2. An endovascular prosthetic comprising:
- a generally cylindrical graft material formed via thin-film and disposed generally coaxial to the expandable frame about the longitudinal axis from a first graft end to a second graft end, the material being unsupported by a separate frame; and wherein the graft material is configured to include perforations formed on the graft material so that the perforations proximate the first and second graft ends are larger than the perforations that are disposed away from the first or second graft end.
3. The endovascular prosthetic of claim 1 or claim 2, wherein the perforations proximate the first and second graft ends define respective hoops of perforations proximate the first and second graft ends.
4. The endovascular prosthetic of claim 1 or claim 2, wherein the perforations of the graft material define a helical path from the first graft end to the second graft end and a width of such helical path is progressively smaller as the helical path moves away from the first graft end or the second graft end.
5. The endovascular prosthetic of claim 1, wherein the expandable frame is disposed on an inner surface of the graft material that is facing the longitudinal axis.
6. The endovascular prosthetic of claim 1, wherein the expandable frame is disposed between an inner graft and an outer graft so that the expandable frame is sandwiched between the graft materials.

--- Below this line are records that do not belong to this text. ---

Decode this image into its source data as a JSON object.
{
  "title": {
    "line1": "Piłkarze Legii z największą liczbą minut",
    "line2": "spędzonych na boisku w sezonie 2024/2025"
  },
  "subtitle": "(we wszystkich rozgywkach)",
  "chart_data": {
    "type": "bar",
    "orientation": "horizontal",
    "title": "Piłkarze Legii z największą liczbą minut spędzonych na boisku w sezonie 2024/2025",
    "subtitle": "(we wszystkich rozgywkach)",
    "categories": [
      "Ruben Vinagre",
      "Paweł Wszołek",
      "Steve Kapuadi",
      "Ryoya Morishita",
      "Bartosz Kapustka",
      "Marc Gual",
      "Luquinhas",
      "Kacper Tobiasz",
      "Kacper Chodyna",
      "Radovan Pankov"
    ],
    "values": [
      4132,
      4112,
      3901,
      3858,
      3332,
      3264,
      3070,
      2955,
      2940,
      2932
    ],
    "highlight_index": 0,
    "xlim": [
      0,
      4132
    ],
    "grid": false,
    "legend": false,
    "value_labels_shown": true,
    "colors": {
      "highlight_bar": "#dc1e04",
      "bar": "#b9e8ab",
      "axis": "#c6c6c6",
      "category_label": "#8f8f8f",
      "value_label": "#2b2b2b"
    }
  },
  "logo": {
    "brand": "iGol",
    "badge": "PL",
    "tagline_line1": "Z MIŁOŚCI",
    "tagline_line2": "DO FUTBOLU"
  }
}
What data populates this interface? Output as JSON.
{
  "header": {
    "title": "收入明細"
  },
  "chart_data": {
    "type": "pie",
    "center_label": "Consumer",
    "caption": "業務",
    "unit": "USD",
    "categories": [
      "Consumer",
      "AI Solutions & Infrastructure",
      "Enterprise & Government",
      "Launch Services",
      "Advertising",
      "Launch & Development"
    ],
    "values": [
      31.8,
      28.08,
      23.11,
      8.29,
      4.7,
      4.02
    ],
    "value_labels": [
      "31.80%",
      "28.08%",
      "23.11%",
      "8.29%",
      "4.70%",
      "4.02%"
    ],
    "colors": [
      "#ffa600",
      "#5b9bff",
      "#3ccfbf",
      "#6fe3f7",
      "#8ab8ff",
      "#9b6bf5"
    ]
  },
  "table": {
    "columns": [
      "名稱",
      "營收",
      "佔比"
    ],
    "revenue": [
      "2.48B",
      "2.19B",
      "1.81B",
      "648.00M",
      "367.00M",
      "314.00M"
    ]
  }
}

7. The endovascular prosthetic of claim 1 or claim 2, in which the perforations proximate the first graft end or the second graft end comprise a plurality of perforations wherein each perforation defines an opening having a first aspect ratio from about 0.1 to about 0.5 of an open area of one of the first and second graft end perpendicular to the longitudinal axis.
8. The endovascular prosthetic of claim 5 or claim 2, in which each of the perforations disposed away from one of the first and second graft ends defines an open area having a second aspect ratio that is about 0.4 to about 0.9 times the open area of the perforations proximate one of the first and second graft ends.
9. The endovascular prosthetic of claim 1 or claim 2, in which the perforations comprise at least a slit through the graft material and extending generally parallel to the longitudinal axis.
10. The endovascular prosthetic of claim 9, in which the at least one slit comprises two slits disposed diametrically with respect to the longitudinal axis and spaced apart longitudinally.
11. The endovascular prosthetic of claim 1, in which the expandable frame comprises a self-expanding frame.
12. The endovascular prosthetic of claim 1, in which the expandable frame comprises a balloon expandable frame.
13. The endovascular prosthetic of one of claim 10 or claim 11, in which the frame comprises a bioresorbable material.
14. The endovascular prosthetic of claim 1, in which the frame comprises a series of hoops connected to each other via connectors of the same material as the frame.
15. The endovascular prosthetic of claim 1 in which the frame comprises a series of hoops independent from each other so that the hoops are connected indirectly through the graft material.
16. The endovascular prosthetic of claim 1, in which the graft material comprises a material selected from, PET (polyester), Fluoro-polymers such as PTFE and FEP, spun PTFE, HDPE, and combinations thereof.
17. The endovascular prosthetic of claim 1, in which the first aspect ratio comprises a range from 0.2 to 0.4.
18. The endovascular prosthetic of claim 6, in which the second aspect ratio comprises a range from about 0.5 to about 0.8.
19. The endovascular prosthetic of claim 2, in which the thin-film comprises shape memory materials.
20. The endovascular prosthetic of claim 18, in which the shape memory material comprises nitinol.